Classes resumed Sept. 7, and FPS Superintendent Carrie Wozniak said it was exciting to have the kids back in the buildings.

“I think the first week has gone very well. It’s exciting to see all of our students back learning in person. The staff is super positive, and there’s been a lot of good energy. We spent a lot of time in the first week connecting with the kids and holding off on passing out textbooks and just reconnecting.”

“It’s been going great,” added Fraser High School Principal Ryan Sines. “It was great to see the kids back in the building. The hallways were filled with laughter. I think from our standpoint, it was important to start the year by building relationships with students and teaching some social and emotional learning. Only a quarter of our building has been in the building for a full year.”

The 2020-21 school year ended with many students in the district still learning from home. Now staff of the district’s eight schools are adapting to returning to traditional education for the entire student body.

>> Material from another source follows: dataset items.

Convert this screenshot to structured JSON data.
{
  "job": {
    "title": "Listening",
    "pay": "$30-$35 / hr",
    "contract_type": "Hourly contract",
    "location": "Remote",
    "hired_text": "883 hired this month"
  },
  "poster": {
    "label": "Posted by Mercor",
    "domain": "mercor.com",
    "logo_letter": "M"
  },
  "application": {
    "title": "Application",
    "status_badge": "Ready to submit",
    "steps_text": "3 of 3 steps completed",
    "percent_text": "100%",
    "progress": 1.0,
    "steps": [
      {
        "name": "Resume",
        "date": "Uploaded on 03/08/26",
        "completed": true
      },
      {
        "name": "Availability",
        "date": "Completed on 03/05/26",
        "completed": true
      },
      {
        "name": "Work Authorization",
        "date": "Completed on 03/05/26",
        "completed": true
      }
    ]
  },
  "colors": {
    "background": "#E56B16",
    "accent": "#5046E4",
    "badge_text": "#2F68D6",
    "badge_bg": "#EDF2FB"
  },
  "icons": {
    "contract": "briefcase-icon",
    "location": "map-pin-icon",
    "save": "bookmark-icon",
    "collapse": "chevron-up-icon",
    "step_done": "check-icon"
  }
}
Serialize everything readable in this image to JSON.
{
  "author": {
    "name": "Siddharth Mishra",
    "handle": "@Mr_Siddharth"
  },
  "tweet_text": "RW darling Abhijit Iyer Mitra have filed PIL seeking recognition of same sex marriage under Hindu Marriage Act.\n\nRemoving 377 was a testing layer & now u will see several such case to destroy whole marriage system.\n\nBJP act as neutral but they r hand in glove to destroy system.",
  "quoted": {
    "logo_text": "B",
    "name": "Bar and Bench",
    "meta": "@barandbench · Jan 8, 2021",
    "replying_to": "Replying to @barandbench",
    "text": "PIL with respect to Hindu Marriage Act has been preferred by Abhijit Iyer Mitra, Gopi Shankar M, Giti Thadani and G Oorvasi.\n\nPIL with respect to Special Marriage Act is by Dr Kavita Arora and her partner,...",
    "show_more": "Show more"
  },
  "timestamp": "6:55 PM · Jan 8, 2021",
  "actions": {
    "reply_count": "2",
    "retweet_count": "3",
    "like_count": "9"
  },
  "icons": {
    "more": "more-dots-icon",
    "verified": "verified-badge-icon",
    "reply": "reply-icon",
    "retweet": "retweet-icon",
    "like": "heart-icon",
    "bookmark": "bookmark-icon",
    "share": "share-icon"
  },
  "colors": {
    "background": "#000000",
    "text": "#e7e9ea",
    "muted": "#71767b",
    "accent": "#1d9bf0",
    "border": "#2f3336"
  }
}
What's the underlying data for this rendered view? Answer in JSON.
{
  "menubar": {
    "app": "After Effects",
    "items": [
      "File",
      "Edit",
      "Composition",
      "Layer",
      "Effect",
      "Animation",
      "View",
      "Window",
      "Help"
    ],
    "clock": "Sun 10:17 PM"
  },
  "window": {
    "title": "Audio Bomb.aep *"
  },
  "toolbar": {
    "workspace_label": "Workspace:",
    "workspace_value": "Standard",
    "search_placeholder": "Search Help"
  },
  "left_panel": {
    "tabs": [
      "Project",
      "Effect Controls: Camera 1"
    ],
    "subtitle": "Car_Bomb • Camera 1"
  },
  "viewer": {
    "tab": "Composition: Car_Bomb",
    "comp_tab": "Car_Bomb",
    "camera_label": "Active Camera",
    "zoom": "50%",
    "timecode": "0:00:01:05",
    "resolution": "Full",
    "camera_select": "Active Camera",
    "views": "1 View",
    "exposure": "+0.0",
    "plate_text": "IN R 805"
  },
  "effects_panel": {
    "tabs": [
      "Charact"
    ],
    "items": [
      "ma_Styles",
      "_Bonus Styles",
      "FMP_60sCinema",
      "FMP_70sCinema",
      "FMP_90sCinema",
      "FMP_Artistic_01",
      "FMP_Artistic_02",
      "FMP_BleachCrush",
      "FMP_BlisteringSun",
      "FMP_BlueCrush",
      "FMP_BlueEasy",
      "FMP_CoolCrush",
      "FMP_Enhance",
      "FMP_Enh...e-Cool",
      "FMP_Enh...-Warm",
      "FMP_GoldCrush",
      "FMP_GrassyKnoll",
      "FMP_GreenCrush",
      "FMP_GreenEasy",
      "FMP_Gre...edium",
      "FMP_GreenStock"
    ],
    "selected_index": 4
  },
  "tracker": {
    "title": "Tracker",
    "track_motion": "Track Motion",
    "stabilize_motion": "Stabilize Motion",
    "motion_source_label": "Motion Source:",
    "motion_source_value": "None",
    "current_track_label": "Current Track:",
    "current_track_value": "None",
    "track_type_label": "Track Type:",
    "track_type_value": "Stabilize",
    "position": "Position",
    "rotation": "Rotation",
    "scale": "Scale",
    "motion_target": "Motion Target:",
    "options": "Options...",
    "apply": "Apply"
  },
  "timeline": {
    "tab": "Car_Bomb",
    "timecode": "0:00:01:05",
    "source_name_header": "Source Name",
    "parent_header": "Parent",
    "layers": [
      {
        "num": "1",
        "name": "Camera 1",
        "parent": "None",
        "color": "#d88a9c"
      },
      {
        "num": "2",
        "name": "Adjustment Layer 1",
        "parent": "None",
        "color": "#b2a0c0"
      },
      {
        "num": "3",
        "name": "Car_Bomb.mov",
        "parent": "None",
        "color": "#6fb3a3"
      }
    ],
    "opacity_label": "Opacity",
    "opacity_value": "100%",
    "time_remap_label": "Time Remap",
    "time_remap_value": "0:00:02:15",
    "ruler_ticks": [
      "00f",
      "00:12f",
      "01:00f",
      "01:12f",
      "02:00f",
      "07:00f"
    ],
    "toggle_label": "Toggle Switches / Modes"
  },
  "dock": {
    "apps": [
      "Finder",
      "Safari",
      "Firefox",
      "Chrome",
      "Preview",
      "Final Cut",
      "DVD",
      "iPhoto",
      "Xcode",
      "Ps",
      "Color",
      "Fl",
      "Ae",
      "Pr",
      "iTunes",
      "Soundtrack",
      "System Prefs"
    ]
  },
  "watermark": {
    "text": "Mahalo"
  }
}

“We were in person as of November of last year. The big difference last year was that only 65% of the students were back in the building, and the mask mandates were enforced,” Wozniak said. “It is a breath of fresh air to have the kids back and to have a regular routine back. We’re getting back to traditions like planning homecoming and fall sports and so forth. We had a back-to-school barbecue, and you could feel the energy people had to be back. … I hope and pray we can keep moving forward in this direction.”

Among the most significant matters upon returning to in-person learning was the issue of wearing masks. Unlike some other counties, there was no mask mandate in Macomb County, so the students of Fraser could decide whether or not to wear masks in class.

“It’s a personal choice with the masks,” remarked Sines. “Some of the students and staff are choosing to wear masks, and others are not. We are following the health department guidelines that, if you’re not vaccinated, that we encourage them to wear the masks. On buses, everyone does have to wear a mask, though.”

Wozniak said the issue has been addressed with very little drama so far and few complaints.

“I think everything has gone very smoothly (in regard to the mask issue),” she said. “Everyone seems pretty respectful of having that choice to wear a mask or not. We encourage mask wearing because we know that helps control the spread of the virus, but we know there’s a lot of feelings associated with the masks, too. … It’s been very quiet from parents about the mask issue. No one brought up the issue at our first meeting after being back in session.”

Sines said he was happy to see families being understanding as the situation regarding COVID-19 continues to evolve.

“Thank you to the parents and students and community members for understanding this is a fluid situation,” he said. “For the last year and a half, we were dealing with virtual learning and partial classes being back and so forth. It’s been hard for students academically, socially and emotionally. So thank you for working with us and knowing we are doing the best we can to provide the best education possible and the most opportunities possible.”

FPS staff said they are optimistic about having everyone back and think it will be for the best for the students in the long run.

“I want to stay positive,” said Wozniak. “This is a time where we need to come together. There’s been a lot of sadness, anger and disappointment the last 18 months, and I think schools can be a lighthouse through that.”

“It’s rejuvenating for those of us in education to be back,” added Sines. “To get back in school and to see the students and the teachers in the classroom and to see the lunchroom full again puts a smile on my face.”